For the Chinese, this meant Eastern Steppe people, like the various Turko-Mongol groups of the region(1/3 of the Chinese forces, which was a 30,000 man force).

Here is "wiki's" take on he battle:
http://en.wikipedia.org/wiki/Battle_of_Talas

The simple fact is that the usual Chinese opponents & enemies in Central Asia were various Turko-Mongolian peoples, as I am sure your are very well aware of.

China may have had conflicts with various Iranic peoples in Central Asia, such as nomadic Scythians, Sarmatians, Sakas and the like, as well as some minor conflicts with the Sogdians(I am researching into this) and the Parthians, but I know of no open warfare between China and Persia in the last 2,500 years.
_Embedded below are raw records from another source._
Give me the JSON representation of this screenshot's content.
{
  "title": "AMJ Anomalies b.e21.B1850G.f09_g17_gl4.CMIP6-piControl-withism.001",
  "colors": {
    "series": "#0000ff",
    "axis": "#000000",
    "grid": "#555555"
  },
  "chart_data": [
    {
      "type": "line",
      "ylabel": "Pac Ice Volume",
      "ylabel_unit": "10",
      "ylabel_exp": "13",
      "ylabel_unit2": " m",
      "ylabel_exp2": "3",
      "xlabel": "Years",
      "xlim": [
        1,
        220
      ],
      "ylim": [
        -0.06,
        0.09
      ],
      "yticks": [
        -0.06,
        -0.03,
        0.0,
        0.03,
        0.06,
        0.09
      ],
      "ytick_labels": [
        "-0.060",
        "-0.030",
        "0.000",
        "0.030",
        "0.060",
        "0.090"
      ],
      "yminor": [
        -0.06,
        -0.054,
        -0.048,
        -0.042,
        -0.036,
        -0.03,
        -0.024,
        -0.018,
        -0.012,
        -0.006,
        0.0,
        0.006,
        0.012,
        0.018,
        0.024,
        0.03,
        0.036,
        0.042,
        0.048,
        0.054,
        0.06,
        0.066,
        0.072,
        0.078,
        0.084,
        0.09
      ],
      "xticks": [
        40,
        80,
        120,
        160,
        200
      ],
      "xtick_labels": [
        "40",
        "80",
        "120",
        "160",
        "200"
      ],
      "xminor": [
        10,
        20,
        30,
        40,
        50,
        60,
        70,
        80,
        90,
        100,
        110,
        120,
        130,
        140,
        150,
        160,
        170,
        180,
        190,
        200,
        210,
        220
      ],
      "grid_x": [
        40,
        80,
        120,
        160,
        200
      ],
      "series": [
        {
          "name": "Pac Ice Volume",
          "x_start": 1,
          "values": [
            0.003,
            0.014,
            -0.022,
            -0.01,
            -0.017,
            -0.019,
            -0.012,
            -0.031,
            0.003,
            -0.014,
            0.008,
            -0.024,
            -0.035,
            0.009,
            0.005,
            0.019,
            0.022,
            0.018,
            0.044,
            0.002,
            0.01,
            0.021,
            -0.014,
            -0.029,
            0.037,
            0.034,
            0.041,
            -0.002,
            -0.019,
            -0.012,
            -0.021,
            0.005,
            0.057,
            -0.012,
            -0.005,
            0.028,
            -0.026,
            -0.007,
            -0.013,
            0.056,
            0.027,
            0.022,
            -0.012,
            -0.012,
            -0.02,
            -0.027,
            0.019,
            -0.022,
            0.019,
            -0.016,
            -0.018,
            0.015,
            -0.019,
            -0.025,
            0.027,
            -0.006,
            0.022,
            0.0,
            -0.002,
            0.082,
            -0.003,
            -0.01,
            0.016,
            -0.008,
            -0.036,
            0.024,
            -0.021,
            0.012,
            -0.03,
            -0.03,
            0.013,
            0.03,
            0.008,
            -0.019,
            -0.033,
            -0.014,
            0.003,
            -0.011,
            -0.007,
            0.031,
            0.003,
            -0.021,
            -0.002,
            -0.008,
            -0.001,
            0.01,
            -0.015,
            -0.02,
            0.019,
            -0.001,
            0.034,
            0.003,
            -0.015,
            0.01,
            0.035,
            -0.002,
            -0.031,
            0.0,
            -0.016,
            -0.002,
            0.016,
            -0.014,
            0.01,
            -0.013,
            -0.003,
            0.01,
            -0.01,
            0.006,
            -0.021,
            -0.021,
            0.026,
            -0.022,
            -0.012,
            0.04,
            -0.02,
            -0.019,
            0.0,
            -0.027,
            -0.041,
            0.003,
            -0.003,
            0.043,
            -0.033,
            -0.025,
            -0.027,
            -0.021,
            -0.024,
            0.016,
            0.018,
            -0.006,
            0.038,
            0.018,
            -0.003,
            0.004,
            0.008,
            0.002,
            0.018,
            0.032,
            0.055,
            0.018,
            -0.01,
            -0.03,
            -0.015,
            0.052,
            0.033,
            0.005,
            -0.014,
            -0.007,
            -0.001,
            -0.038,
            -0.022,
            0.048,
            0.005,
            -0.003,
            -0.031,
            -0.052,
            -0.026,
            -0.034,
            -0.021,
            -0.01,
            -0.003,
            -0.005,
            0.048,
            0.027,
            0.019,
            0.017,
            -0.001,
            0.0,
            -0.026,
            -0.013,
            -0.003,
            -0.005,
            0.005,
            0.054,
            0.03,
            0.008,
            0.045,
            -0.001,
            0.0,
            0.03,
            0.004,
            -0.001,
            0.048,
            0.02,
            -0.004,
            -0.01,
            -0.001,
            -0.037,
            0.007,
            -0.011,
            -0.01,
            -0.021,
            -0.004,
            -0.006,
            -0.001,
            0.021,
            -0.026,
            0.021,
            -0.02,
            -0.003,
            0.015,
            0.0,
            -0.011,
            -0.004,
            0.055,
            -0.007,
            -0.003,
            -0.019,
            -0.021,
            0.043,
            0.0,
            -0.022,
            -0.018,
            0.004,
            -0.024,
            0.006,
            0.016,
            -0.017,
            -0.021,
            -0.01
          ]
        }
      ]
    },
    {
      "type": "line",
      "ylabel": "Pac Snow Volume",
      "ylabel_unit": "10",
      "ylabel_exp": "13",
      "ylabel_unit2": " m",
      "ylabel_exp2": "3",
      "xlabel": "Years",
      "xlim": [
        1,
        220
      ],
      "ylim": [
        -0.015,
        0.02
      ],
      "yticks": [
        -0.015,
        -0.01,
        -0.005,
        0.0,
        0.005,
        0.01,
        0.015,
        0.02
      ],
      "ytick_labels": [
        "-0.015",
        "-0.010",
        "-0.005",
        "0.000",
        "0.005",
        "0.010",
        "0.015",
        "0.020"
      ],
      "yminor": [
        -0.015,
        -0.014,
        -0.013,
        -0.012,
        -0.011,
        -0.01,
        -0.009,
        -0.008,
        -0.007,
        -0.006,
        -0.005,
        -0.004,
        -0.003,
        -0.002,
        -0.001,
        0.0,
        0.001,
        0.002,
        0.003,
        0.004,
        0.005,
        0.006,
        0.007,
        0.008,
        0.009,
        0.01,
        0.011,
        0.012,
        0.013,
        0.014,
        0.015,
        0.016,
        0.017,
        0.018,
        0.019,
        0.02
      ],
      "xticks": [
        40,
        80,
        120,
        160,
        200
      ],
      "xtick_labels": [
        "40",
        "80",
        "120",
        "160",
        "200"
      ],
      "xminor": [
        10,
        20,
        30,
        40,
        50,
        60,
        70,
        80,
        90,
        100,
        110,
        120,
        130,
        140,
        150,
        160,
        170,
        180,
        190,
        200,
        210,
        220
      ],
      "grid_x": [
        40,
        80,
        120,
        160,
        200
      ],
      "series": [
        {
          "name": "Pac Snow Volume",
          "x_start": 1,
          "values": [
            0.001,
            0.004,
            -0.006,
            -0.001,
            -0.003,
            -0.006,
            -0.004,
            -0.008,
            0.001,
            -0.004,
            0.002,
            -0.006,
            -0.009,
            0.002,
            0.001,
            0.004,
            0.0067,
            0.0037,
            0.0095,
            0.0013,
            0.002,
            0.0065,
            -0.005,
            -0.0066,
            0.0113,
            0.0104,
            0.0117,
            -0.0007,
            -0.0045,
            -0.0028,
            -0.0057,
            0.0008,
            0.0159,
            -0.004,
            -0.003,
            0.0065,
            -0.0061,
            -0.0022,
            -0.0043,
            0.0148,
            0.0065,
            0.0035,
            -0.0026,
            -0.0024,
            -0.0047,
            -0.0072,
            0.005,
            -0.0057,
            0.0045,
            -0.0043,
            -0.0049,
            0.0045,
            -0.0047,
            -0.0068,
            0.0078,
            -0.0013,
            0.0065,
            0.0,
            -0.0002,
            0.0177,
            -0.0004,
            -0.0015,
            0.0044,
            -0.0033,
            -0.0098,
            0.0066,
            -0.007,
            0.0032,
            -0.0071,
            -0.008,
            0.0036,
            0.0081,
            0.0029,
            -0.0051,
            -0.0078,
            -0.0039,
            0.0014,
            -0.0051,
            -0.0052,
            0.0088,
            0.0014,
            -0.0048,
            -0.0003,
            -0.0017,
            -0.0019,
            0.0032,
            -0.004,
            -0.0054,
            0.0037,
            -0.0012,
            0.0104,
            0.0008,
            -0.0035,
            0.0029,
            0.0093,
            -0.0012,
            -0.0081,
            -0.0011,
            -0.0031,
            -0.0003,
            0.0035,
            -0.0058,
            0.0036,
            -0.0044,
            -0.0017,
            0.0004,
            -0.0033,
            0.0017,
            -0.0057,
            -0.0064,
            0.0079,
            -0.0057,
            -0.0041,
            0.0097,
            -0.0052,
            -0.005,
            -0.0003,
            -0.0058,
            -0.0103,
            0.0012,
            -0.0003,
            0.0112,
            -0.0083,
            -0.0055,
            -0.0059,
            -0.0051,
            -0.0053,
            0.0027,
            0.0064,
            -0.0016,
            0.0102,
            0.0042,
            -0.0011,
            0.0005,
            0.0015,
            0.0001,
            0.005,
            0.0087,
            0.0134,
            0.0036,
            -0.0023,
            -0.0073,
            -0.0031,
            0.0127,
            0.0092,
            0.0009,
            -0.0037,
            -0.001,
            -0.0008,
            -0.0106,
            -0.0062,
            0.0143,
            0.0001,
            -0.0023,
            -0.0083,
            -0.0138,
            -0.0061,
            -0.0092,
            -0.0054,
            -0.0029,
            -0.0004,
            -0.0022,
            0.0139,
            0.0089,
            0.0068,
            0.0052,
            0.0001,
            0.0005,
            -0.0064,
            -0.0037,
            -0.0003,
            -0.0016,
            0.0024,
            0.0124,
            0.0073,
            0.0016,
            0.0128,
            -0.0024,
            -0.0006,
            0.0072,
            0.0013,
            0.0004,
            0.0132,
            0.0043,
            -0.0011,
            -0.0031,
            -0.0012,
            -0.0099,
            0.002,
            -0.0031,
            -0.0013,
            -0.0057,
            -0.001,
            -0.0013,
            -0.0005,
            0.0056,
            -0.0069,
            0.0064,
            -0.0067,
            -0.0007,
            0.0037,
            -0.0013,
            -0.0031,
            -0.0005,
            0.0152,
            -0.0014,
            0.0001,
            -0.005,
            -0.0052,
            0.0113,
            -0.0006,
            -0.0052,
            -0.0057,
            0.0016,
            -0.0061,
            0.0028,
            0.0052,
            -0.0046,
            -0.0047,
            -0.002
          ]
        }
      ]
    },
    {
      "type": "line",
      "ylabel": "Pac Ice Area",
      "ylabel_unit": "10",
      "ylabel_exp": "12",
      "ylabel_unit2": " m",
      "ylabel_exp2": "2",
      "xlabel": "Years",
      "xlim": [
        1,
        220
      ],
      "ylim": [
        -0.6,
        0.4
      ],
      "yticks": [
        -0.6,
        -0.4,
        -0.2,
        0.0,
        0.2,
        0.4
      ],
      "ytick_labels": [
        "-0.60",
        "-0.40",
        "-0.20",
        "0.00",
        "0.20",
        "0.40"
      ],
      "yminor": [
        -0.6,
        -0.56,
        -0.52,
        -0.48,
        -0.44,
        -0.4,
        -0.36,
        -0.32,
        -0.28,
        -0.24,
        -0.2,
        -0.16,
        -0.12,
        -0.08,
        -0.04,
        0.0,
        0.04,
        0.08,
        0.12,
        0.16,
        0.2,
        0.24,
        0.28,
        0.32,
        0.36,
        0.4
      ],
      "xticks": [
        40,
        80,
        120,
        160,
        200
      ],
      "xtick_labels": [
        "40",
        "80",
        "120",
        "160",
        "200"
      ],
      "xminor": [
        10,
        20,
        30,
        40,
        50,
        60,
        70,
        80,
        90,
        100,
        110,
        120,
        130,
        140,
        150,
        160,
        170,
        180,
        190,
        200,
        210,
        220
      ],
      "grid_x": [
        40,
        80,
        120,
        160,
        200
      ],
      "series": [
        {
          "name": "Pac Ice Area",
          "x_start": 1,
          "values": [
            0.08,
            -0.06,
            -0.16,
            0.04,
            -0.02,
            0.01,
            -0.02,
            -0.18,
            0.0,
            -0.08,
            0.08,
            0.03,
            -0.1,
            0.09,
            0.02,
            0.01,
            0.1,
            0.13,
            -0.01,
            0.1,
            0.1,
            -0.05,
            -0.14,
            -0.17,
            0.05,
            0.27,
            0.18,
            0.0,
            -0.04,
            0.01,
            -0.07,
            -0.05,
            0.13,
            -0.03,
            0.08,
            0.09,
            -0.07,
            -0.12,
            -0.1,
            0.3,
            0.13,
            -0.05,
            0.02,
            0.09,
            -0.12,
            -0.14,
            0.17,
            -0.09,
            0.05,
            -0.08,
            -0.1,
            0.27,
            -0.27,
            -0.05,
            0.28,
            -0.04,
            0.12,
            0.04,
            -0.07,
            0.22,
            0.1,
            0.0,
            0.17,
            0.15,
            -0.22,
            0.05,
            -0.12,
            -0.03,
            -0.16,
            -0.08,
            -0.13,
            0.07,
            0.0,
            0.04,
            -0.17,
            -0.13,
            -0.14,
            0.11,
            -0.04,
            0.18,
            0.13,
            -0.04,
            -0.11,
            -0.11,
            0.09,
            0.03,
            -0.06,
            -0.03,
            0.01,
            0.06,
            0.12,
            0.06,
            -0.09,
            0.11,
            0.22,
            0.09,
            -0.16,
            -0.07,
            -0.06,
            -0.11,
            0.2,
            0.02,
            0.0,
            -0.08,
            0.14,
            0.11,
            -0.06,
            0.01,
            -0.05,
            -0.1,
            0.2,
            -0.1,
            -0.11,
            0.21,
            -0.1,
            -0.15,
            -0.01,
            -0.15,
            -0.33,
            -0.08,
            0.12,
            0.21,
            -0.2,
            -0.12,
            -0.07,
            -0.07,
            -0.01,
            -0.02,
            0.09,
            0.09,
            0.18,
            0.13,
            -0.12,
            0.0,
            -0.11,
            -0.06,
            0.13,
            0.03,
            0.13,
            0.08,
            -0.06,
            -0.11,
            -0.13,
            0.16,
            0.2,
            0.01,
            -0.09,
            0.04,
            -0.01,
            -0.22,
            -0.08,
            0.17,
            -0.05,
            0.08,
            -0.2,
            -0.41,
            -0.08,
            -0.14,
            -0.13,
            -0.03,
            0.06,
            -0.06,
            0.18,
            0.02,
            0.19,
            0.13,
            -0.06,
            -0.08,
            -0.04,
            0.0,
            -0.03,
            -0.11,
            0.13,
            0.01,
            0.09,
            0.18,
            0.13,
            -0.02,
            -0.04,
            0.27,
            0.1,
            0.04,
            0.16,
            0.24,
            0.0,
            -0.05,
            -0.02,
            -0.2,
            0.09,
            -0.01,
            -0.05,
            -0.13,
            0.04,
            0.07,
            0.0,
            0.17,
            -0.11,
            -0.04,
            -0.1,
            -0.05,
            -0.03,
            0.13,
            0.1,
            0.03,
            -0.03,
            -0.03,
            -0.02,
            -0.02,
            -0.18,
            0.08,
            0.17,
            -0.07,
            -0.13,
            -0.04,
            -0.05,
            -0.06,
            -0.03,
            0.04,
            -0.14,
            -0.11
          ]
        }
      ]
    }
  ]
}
As far as the notion of a battle or war between the Persians, by which you must mean one of the Perisan empires, and that of the Chinese , I am not aware of one. I would be very curious if anyone has information about this topic, though.










    
This message has been edited by Padishah on Oct 13, 2004 9:01 PM


 
 
Anonymous
(Login jackisme)

Re: “Digging for Romans in China”

October 14 2004, 2:01 AM 

Gao Xianzhia is ethnic Korean and it is not uncommon for ethnic minorities to hold high offices in Tang Dynasty.




The Battle of Talas in AD 751 was a conflict between the Arab Abbasid Caliphate and the Chinese Tang Dynasty over the control of Central Asia. Chinese infantry were routed by Arab cavalry near the bank of the River Talas after the supporting Qarluq mercenaries defected to the Abbasids and cut off the infantry from the rest of the Chinese troops. The commander of the Tang forces, Gao Xianzhi, escaped.

Due to this defeat and the domestic rebellion of An Lushan and subsequent warlordism, the Tang ceased to be influential in Central Asia. The local Tang tributaries then switched to the authority of the Abbasids, and the introduction of Islam was thus facilitated among the Turkic peoples. Well supported by the Abbasids, the Qarluqs established a state that would be conquered in late 9th century by invaders who founded the Kara-Khanid Khanate.

In the long run the battle is significant because it marked the western limit of Chinese cultural and political influence, thereby determining that Central Asia would be more influence by Islamic culture than by Chinese culture. The technology of paper making was also spread to the Central Asia and the Middle East as the skilled Chinese POWs were ordered to produce paper in Samarkand.

The exact location of the battle has not been confirmed but is believed to be in Kyrgyzstan, southeast of Zhambyl (previously named Taraz) in present day Kazakhstan.